Joseph Levinson, MD, started consulting on pediatric rheumatology cases at the Con in 1956 and would go on to found the Special Treatment Center for JRA there in the early 1960s.
Joseph Ghory, MD, Cincinnati’s first pediatric allergist, became medical director of the Con in 1961. For years he and his colleagues ran a novel intensive inpatient management program for chronic asthmatics, which included medication protocols, breathing exercises and physical conditioning, and – unique for its time – an air-conditioned environment. Aminophylline suppositories, epinephrine injections, Isuprel inhalations and oral steroids were the only treatments available back then.
By the 1960s, innovations in medical and surgical care had resulted in a change in the profile of patients requiring convalescent services. Rheumatic fever, tuberculosis, and polio cases were declining. However, improved survival of premature infants had created a host of new conditions: broncho-pulmonary dysplasia, failure to thrive, severe perinatal brain damage. The Con also started evaluating and actually treating children with developmental and behavior disorders, who in the past may have been merely institutionalized and forgotten.

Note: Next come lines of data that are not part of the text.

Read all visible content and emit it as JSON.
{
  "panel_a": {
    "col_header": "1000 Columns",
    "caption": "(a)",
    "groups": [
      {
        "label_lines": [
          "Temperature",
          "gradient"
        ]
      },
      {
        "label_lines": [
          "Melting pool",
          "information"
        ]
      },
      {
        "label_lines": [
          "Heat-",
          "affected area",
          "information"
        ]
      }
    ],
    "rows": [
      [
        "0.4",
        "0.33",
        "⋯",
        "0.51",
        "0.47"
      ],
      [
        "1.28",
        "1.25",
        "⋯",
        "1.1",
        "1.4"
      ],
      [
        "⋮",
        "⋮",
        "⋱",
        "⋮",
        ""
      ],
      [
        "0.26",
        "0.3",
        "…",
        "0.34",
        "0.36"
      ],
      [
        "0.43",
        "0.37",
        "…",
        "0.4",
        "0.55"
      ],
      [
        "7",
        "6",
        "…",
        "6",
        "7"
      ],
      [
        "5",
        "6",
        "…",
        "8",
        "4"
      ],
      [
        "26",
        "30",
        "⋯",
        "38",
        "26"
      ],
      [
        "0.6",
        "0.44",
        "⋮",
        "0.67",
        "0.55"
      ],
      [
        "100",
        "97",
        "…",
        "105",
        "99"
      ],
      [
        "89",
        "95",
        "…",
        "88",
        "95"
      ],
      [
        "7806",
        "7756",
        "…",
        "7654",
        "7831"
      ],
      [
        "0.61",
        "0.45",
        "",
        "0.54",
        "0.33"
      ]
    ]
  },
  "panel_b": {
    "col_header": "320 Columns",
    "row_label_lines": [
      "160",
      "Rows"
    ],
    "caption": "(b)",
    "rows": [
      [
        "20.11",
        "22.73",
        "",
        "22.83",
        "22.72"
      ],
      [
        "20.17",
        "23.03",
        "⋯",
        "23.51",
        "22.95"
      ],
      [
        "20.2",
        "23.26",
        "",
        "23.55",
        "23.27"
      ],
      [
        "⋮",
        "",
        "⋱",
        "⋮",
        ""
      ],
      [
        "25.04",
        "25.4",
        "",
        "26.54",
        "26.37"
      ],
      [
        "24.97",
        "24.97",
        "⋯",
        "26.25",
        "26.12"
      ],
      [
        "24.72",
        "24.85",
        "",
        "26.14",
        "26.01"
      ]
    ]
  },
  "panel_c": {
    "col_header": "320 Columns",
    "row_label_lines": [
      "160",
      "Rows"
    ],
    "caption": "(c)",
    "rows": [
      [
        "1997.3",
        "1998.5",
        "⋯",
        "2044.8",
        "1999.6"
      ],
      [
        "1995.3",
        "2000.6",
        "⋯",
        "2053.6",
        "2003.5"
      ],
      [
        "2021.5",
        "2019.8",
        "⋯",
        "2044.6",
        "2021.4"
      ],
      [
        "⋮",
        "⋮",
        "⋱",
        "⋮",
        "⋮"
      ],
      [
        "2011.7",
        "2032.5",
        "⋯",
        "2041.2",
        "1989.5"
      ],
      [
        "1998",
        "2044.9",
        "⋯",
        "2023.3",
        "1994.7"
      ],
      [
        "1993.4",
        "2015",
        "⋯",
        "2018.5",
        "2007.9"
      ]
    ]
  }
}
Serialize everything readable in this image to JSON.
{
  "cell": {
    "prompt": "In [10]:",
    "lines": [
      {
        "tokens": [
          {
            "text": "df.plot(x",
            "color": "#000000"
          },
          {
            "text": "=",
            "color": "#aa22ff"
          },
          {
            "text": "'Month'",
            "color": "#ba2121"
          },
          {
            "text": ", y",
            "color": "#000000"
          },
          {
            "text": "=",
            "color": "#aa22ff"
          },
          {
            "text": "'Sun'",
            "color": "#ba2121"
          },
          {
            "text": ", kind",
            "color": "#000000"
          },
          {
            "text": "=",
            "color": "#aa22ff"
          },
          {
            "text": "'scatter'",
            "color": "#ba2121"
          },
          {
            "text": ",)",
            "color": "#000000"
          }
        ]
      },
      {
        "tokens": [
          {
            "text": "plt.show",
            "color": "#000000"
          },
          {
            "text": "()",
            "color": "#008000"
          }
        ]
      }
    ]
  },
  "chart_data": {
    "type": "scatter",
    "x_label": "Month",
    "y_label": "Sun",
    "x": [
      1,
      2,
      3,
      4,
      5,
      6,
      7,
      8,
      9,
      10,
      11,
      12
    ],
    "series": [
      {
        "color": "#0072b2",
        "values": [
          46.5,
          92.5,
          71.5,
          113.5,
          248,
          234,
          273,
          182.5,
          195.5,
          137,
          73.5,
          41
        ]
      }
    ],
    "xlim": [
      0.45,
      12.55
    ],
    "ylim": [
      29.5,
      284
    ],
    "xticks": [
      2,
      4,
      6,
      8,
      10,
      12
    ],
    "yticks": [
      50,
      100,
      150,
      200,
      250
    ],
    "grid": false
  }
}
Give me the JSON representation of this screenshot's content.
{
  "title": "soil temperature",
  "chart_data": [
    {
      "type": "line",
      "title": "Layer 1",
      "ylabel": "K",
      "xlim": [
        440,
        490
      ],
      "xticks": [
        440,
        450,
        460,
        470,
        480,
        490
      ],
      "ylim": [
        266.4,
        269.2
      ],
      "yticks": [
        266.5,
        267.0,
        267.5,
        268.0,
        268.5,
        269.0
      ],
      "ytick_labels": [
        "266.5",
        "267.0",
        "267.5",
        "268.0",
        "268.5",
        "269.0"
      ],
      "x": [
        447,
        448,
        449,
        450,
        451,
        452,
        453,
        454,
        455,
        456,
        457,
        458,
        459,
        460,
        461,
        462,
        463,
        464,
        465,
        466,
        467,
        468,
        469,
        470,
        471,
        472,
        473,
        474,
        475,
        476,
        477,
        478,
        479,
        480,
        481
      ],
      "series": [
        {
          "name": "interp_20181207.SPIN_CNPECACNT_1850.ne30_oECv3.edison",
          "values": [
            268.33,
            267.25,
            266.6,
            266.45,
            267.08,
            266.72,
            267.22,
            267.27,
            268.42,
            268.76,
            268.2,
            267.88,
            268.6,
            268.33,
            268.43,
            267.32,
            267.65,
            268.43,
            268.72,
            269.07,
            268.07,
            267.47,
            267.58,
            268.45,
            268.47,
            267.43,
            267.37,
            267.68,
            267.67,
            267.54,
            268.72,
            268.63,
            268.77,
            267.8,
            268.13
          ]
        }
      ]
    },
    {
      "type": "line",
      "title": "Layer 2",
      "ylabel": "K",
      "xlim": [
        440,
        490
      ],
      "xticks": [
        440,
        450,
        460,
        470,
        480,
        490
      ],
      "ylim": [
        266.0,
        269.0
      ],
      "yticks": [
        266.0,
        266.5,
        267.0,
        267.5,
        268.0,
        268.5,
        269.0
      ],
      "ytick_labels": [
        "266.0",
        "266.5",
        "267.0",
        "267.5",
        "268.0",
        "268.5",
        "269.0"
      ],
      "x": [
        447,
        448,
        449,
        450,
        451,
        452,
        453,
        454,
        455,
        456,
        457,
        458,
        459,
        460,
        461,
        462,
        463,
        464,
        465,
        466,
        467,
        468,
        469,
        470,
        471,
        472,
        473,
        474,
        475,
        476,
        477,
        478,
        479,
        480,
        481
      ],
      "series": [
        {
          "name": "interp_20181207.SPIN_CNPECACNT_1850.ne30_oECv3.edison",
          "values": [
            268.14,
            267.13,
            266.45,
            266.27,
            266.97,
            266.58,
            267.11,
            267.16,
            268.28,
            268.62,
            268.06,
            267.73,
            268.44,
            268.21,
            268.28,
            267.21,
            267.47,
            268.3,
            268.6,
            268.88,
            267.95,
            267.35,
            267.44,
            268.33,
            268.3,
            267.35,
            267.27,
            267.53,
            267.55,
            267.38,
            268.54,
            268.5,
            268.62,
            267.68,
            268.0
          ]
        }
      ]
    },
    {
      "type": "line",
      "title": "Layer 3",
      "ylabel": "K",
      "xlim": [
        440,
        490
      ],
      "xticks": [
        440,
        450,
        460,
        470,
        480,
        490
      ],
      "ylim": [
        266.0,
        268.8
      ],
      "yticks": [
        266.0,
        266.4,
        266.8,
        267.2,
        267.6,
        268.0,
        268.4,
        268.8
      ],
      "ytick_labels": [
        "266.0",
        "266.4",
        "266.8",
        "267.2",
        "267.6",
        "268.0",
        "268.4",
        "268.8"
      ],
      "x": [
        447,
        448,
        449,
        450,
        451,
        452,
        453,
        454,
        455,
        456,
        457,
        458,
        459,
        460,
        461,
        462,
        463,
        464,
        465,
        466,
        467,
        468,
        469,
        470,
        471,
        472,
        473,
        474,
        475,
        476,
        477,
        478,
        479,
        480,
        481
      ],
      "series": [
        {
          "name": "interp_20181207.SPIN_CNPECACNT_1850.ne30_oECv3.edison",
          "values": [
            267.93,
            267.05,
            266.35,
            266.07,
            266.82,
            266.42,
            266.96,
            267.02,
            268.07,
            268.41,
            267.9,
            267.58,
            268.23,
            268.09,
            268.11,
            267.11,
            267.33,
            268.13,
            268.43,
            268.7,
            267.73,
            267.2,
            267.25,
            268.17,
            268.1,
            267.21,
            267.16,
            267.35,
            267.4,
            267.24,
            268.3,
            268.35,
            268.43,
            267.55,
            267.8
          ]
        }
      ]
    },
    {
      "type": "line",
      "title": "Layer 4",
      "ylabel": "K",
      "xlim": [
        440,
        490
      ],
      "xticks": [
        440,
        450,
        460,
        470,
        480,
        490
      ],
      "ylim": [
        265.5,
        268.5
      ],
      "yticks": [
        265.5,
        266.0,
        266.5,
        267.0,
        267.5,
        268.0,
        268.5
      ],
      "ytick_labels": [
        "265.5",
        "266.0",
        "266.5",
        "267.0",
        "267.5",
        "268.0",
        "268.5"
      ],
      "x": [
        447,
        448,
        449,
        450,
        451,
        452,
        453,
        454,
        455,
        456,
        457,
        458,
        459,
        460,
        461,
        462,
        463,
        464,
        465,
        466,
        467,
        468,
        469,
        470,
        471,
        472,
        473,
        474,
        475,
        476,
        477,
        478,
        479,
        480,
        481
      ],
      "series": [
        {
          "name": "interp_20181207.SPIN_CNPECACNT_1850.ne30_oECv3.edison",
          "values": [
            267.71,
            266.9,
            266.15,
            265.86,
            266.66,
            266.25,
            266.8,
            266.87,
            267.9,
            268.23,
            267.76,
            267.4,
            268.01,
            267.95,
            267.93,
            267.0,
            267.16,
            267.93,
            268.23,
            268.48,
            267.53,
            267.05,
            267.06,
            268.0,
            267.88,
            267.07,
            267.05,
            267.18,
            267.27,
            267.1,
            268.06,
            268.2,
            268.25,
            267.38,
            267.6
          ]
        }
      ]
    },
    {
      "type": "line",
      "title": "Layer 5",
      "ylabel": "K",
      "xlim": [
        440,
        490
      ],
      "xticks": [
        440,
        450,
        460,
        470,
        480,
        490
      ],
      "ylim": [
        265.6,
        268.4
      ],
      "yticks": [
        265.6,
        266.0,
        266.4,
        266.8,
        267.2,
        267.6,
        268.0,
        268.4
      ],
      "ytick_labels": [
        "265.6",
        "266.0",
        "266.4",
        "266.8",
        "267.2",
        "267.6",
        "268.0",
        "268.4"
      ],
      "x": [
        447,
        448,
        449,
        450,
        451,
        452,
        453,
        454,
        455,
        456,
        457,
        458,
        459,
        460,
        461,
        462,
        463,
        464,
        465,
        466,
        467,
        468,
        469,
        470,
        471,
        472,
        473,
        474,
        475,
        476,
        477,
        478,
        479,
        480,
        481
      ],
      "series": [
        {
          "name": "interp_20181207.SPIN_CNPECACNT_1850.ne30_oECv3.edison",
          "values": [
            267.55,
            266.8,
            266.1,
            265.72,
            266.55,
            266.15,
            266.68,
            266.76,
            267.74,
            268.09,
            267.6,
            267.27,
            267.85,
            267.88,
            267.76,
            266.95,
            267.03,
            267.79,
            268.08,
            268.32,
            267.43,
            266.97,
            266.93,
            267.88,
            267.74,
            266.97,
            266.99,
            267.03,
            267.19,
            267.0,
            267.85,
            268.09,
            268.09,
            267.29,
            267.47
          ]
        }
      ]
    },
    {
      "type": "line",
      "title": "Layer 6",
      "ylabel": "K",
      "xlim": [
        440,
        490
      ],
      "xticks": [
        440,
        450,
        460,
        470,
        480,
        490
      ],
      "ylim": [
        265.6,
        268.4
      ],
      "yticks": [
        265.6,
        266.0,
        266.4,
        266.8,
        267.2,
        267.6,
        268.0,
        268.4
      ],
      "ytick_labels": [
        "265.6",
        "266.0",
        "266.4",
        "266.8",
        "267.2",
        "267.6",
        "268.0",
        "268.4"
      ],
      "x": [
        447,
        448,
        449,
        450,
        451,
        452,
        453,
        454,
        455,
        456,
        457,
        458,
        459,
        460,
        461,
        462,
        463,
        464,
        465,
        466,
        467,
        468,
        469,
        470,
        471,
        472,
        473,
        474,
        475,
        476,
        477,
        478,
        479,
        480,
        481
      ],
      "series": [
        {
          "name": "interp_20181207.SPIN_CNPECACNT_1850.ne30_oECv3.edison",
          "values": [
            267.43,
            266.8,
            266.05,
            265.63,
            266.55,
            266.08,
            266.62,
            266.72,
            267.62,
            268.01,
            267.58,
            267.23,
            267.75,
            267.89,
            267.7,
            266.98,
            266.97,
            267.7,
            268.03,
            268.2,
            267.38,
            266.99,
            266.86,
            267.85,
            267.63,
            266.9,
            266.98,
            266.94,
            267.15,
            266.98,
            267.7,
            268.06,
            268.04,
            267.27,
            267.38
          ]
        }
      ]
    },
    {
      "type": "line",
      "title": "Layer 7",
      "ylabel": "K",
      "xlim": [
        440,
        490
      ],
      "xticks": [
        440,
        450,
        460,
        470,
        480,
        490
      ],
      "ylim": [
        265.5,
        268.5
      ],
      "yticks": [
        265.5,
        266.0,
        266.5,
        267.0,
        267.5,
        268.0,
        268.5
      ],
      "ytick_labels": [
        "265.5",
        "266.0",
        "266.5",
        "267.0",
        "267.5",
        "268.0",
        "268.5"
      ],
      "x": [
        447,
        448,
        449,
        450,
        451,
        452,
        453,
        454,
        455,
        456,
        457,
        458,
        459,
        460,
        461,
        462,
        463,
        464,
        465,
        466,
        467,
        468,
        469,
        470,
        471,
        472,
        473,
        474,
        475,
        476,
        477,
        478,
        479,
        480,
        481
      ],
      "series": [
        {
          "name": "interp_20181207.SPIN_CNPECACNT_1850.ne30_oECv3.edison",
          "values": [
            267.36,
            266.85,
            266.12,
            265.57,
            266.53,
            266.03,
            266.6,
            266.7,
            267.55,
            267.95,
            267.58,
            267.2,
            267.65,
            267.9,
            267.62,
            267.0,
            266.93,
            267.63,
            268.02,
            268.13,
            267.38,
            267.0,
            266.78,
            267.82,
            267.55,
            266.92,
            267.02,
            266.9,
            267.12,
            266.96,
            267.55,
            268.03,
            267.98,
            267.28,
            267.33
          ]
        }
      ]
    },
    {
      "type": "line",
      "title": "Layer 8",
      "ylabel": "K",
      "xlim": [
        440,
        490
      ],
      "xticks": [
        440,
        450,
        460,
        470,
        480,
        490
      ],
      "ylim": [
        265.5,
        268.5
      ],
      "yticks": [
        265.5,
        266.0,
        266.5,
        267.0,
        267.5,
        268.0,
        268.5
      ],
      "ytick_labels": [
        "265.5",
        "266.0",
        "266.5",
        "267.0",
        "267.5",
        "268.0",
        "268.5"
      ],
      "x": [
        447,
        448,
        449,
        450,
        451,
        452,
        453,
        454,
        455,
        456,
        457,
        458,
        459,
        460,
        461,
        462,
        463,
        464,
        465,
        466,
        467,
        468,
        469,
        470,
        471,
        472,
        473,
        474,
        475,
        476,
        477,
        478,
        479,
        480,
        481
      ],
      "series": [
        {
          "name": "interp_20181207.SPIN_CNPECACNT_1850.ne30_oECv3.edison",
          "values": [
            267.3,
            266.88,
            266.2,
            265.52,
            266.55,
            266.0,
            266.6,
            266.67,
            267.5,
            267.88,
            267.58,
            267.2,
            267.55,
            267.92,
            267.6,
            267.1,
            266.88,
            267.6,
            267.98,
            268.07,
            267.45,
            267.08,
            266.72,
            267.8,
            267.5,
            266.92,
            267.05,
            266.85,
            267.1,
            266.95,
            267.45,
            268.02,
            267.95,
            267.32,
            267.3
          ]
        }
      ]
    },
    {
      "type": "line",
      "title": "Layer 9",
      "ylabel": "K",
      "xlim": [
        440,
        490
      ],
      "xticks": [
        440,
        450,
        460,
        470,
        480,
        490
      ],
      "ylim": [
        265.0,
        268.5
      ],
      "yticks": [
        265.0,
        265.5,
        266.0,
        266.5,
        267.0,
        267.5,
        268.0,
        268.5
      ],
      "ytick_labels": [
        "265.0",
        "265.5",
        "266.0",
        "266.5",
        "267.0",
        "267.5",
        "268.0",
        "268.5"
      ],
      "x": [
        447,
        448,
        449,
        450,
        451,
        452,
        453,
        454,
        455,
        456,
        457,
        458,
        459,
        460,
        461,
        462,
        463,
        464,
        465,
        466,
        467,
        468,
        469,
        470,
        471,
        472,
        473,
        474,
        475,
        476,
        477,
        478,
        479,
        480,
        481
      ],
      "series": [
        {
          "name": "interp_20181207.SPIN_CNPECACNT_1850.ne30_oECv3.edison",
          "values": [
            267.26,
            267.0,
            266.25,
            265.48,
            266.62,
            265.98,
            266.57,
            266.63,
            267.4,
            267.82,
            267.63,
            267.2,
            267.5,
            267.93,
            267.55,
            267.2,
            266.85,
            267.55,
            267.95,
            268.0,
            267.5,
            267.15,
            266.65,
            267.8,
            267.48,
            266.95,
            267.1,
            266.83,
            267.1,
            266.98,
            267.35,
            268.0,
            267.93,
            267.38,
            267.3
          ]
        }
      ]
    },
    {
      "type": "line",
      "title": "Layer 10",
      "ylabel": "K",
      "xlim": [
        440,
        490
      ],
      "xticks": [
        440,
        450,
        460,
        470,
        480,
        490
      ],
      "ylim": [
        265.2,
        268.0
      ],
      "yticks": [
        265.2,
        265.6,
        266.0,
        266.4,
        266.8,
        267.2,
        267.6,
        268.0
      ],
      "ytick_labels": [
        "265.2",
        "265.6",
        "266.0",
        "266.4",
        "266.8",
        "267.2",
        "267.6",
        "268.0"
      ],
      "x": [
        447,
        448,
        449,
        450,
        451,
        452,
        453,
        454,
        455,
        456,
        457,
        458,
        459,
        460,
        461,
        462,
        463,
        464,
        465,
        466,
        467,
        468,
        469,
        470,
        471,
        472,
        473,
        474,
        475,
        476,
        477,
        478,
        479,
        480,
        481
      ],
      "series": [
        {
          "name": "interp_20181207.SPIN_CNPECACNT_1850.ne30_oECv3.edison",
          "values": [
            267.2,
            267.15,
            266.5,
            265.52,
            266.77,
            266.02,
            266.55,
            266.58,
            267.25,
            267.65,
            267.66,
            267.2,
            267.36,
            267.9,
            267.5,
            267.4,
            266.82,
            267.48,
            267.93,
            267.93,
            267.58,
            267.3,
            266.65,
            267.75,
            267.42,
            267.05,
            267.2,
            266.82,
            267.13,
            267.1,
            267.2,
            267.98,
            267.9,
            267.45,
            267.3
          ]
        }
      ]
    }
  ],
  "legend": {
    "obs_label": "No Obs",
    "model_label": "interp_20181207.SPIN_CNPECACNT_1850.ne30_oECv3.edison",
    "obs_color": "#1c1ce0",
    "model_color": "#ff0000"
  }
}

At this same time, serious discussion was taking place about relocating the Con to the Children’s Hospital campus, as well as formalizing the relationship between these two institutions and other related and emerging community health services: United Cerebral Palsy; the Special Treatment Center for Juvenile Arthritis, the Children’s Dental Care Foundation, and The Adolescent Clinic. In December 1973, the Pavilion (now Location E), opened, uniting all of these services, including the Convalescent Hospital, under one roof. This was the birth of Cincinnati Children’s Hospital Medical Center.
The Convalescent Hospital for Children has continued to support the care of chronically ill children, many of whom now suffer from behavioral disorders and mental illness, and are managed at the College Hill Campus. How that came about – well, that’s another story!